Champions are not born or made. They simply choose to be.

What We Can Learn From Muhammad Ali

The man who taught us how to win

Today we lost the greatest fighter of all time. That’s a bold statement to make, and an even more audacious title to hold. I’m far from a world renown combat specialist, or an expert boxing analyst but I can comfortably say that Muhammad Ali was the greatest man to ever step in the ring. If you’re wondering why I, and so many others, think of Ali when we think of legendary fighters the answer is simple. He told us.

“I am the greatest”
-Muhammad Ali, 1964

The man declared himself the greatest fighter to ever live to the entire world right before his famous world title bout with Sonny Liston. Arguably the most important fight of his life. We couldn’t of known the fight was already over but Ali did. He told us how and when it was all going down and he did it poetically with a passion never before seen in a boxer.

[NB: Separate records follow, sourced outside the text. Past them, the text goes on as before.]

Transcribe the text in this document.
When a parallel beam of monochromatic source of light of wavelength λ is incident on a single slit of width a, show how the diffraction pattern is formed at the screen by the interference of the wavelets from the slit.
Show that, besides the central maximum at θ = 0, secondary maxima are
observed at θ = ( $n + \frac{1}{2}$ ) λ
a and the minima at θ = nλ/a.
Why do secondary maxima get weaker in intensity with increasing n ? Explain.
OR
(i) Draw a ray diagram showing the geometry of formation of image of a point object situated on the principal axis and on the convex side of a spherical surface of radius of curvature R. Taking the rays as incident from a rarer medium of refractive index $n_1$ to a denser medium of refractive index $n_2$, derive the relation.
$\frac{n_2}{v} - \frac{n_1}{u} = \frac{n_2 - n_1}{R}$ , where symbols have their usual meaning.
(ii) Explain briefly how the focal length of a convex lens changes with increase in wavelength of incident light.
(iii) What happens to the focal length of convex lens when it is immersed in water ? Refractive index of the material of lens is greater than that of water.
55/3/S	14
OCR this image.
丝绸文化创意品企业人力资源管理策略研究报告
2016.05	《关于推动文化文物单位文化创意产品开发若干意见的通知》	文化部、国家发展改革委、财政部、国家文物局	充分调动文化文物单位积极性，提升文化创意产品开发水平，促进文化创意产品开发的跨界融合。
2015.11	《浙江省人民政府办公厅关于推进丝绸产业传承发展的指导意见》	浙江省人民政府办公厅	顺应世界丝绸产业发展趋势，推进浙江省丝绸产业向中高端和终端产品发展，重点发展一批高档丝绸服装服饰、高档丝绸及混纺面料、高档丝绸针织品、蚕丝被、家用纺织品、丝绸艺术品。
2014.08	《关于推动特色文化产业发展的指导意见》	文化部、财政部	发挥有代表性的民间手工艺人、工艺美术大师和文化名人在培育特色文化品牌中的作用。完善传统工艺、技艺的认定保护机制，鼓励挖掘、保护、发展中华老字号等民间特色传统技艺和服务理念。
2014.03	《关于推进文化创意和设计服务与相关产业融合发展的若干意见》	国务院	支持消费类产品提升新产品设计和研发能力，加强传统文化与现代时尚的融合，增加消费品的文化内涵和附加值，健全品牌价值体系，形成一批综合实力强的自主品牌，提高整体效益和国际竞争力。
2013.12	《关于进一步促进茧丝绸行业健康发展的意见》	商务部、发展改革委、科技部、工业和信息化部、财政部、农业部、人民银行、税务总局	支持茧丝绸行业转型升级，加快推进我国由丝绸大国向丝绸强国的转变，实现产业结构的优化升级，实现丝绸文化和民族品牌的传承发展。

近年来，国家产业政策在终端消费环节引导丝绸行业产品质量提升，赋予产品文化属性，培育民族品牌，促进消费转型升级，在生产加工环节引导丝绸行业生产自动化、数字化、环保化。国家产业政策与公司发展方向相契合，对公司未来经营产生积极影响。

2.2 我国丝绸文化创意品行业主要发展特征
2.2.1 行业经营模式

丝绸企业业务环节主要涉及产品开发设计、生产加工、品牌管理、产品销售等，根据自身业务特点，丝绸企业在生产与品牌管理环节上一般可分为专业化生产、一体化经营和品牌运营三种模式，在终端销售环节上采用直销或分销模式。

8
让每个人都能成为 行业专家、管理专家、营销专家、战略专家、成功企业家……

He had effectively decided failure was not an option. Ali was as much a master of self fulfilling prophecy as he was a master of the rope-a-dope. He won because he chose to, he was the greatest. The Greatest does not except defeat.


We can all learn more from his uncompromising, never say die philosophy than we can ever take away from his footwork, finesse or athleticism. His approach to being the best was a holistic one. He acted like a champion inside and outside of the ring. The man did not have an off switch. If he wasn’t training to be the best, he was projecting his eminence to the world at large.Winning was a full time job for him, and winning meant never submitting to the will of others in the face of adversity.

When his own government told him to fight for a cause he didn’t believe in he rejected conscription on the grounds of conscientious objection.

“Why should they ask me to put on a uniform and go 10,000 miles from home and drop bombs and bullets on Brown people in Vietnam while so-called Negro people in Louisville are treated like dogs and denied simple human rights?”

Today we lost the world’s greatest fighter. Some will focus on the unstoppable boxer, and others the politicized revolutionary. All of us should commemorate the man who chose to fight and win without compromise.The one who taught us that being the greatest is never a right or a matter of circumstance but a conscious decision.